I turned again onto a westward heading and checked my mirrors to make sure Nikolai was tucked up nice and close. There he was, in perfect position, less than 150 feet from my right wingtip. We both had on our navigation strobe lights at 100 percent power. This was a little trick we used to distinguish our flight from the “enemy” on a training sortie. One of the weakest points in Soviet training was that we did not often fly against different types of aircraft representing Western fighters, as did our American counterparts.

For a moment I stared at his plane, absorbing the rakish beauty of the powerful fighter. They say that function dictates form in both natural and human design. And just as Nature had evolved the predatory shark with smooth, hydrodynamic curves, the designers at the Mikoyan-Guryevich OKB had produced an aerial predator with a long, sharp nose, knife-edge wings, and the powerfully tapered fins of its vertical and horizontal tail surfaces. I loved this airplane and it would be hard to leave it behind and find another life.

But my decision to leave the Air Force was final. As much as I loved flying, I could no longer serve the Soviet government and the system where everything was based on lies, deceit, and personal and institutional corruption.

“Three five zero,” Vitaly called.

He wanted an indication of the tactics I planned for the air-combat engagement so the ground controllers could be certain there was no gross violation of safety standards.
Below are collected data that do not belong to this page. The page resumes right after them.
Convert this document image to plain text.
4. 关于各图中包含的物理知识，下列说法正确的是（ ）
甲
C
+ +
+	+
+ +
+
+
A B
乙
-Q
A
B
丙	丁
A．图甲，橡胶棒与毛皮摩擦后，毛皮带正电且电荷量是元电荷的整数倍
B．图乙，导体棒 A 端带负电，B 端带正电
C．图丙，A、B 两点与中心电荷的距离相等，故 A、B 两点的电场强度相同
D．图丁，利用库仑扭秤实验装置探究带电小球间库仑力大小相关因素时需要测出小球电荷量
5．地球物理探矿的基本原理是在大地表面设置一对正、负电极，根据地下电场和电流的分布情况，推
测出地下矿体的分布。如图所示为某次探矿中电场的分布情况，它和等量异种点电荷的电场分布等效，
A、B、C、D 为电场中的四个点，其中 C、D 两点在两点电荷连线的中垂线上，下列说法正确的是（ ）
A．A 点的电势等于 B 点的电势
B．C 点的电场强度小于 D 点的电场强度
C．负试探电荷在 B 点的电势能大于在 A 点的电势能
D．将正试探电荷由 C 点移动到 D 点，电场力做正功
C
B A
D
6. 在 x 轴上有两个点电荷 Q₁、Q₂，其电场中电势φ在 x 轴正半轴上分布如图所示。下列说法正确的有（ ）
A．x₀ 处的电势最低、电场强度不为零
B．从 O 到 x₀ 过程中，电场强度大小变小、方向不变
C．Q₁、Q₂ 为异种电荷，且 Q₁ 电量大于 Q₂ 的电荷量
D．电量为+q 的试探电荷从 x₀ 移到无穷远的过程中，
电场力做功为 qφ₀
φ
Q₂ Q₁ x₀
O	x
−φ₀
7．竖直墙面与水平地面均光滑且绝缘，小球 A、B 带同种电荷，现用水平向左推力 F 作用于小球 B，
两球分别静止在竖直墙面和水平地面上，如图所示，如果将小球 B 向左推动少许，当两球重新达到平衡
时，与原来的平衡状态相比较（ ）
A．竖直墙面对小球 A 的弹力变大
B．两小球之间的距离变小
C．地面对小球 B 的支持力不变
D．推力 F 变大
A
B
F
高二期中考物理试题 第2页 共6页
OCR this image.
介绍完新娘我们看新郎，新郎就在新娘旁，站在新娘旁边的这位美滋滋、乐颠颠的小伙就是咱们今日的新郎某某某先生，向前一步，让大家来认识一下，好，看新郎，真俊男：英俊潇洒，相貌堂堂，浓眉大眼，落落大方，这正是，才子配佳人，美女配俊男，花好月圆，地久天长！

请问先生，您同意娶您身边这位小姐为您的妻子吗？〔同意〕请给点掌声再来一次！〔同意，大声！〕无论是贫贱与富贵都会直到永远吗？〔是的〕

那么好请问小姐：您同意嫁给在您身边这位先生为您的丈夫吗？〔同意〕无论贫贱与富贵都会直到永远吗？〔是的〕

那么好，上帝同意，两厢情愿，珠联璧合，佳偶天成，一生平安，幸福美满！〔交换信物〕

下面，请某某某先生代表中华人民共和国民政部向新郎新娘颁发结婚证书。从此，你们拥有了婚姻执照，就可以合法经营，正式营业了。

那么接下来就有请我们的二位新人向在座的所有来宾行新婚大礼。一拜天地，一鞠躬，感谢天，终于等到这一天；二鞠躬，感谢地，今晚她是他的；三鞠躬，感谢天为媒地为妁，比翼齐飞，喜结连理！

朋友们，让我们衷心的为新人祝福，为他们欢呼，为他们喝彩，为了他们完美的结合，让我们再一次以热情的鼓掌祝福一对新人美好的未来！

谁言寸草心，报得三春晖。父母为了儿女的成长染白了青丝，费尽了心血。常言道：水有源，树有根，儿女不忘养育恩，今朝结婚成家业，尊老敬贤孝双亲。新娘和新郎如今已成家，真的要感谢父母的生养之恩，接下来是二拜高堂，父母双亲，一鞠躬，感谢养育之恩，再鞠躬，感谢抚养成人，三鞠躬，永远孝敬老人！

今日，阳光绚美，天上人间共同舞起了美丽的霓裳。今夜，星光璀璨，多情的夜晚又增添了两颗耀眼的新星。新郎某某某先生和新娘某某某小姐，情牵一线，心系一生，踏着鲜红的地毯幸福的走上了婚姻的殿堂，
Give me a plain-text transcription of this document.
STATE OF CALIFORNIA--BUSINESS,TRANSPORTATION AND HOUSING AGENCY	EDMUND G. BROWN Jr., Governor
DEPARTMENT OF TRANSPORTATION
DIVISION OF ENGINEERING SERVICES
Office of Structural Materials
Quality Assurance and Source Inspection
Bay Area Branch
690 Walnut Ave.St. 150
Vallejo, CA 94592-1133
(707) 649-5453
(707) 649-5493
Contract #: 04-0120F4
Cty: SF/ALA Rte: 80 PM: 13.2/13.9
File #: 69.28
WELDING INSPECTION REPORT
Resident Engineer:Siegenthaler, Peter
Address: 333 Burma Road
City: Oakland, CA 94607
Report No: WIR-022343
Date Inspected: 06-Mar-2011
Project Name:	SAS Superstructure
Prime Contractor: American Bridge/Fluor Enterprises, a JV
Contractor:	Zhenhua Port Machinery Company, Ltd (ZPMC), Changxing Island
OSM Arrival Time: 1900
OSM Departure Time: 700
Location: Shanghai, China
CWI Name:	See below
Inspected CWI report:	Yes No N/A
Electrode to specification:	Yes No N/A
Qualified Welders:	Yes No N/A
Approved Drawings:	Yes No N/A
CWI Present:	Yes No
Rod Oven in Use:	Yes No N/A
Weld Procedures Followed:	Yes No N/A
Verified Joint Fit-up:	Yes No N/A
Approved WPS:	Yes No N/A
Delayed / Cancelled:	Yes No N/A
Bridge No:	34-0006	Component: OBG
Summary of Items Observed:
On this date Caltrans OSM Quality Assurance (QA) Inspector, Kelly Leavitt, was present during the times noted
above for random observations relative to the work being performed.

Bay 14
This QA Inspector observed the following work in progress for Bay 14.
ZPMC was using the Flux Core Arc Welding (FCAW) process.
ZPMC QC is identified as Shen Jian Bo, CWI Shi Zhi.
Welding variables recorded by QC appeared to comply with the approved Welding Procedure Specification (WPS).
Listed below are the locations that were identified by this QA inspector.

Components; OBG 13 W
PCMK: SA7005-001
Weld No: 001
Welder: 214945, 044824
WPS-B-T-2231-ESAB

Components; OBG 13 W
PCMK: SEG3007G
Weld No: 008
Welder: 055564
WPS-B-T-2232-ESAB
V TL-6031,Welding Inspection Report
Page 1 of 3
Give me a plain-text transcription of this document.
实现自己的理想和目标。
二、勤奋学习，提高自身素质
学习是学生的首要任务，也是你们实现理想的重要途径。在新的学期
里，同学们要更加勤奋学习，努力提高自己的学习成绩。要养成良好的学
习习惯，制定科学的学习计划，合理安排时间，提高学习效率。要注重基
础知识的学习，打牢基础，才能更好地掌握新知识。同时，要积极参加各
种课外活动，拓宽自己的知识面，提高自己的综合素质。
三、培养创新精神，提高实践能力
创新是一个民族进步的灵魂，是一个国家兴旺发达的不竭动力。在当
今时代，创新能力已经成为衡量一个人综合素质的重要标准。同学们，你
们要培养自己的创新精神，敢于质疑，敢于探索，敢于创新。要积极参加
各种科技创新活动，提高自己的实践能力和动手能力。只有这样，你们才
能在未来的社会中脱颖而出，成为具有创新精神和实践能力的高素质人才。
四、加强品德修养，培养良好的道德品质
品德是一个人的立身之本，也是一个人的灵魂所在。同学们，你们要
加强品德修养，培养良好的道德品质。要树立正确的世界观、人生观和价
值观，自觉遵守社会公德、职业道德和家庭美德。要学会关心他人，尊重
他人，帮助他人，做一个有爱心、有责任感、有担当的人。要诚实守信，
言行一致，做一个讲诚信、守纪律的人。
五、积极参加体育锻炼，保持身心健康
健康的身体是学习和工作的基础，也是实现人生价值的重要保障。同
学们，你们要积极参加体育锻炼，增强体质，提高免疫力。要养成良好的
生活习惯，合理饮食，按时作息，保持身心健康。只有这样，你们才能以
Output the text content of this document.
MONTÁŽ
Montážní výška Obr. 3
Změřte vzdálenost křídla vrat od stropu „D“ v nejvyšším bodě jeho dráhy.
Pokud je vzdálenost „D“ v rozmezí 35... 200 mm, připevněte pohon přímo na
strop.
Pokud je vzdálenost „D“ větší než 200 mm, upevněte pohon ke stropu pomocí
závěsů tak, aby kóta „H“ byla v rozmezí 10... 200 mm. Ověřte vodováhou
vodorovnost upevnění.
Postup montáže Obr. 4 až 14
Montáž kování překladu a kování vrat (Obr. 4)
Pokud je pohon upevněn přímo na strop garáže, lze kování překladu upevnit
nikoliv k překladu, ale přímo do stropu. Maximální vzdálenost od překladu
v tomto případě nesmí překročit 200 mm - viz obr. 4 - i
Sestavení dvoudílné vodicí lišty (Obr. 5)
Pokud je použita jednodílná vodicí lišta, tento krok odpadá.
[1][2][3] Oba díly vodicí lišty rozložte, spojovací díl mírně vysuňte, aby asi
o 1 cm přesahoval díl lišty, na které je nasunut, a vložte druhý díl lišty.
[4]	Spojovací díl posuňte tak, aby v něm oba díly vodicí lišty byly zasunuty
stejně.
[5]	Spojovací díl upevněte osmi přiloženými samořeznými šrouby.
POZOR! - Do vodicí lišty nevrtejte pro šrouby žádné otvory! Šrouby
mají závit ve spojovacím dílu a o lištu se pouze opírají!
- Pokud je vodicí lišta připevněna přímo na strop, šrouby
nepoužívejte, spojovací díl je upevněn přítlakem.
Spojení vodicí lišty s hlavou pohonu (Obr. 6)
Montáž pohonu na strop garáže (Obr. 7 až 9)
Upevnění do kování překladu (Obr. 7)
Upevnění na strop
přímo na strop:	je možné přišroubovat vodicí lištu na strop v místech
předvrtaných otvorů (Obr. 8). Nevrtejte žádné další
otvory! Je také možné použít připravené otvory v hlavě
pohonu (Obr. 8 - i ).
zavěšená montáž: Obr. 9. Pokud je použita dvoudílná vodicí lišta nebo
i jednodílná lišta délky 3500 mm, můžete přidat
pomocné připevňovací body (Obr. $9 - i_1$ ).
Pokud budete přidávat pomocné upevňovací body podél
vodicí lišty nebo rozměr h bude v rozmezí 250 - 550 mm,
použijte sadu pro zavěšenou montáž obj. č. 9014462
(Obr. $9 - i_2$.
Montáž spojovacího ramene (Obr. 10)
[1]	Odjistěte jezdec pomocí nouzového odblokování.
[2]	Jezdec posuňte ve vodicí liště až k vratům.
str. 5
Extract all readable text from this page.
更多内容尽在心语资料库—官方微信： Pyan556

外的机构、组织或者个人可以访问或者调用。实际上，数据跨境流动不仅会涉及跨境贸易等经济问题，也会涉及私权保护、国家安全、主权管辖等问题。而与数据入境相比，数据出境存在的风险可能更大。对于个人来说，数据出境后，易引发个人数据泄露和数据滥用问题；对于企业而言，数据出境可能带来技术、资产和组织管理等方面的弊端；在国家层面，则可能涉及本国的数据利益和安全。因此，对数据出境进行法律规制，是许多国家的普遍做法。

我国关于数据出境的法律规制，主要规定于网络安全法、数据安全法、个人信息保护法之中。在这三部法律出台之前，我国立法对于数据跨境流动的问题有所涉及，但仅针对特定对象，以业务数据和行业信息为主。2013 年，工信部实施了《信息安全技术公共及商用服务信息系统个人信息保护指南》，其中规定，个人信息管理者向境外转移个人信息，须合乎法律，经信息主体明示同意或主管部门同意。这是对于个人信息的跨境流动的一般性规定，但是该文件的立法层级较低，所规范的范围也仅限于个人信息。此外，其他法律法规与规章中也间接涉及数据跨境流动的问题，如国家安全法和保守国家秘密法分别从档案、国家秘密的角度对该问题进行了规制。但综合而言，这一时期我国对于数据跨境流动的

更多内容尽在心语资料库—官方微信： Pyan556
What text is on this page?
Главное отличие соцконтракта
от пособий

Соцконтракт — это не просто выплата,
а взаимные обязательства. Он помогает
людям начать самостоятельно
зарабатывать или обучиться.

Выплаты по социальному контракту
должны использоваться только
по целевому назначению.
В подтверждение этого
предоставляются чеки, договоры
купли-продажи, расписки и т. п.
His request meant that Shatravka and his wingman had already crossed the coast and turned north for their own holding zone, about forty miles from ours. The safety regulations called for our flight to maneuver at odd-number altitudes — 3,000, 9,000, or 15,000 feet — while Shatravka’s flight used the even numbers.

“Plan Number Four.”

“Roger.”

I was about to begin my last dogfight as a Soviet fighter pilot.

On this leg of the holding orbit, I was flying parallel to the Turkish coast. The narrow band of green, backed by winter-brown foothills below snowy summit ridges, was the frontier of imperialist NATO, the sworn enemy of the Socialist Motherland. But to me, those mountains represented freedom. This CAP zone was only twenty-five miles from the frontier. It would have been so easy to tell Nikolai to take the lead because I had “problems with my radar.” Then, as he pulled ahead, I could have chopped my throttles, slid off on my left wing, and dove for the sea. Once below the GCI radar horizon, I could have applied full military power and dashed into Turkish airspace undetected. Certainly Vitaly in the GCI bunker would not have been unduly alarmed. He knew my dogfight Plan Four called for me and my wingman to separate, with Nikolai staying high while I dropped below Vitaly’s rival battle-control officer’s radar sweep.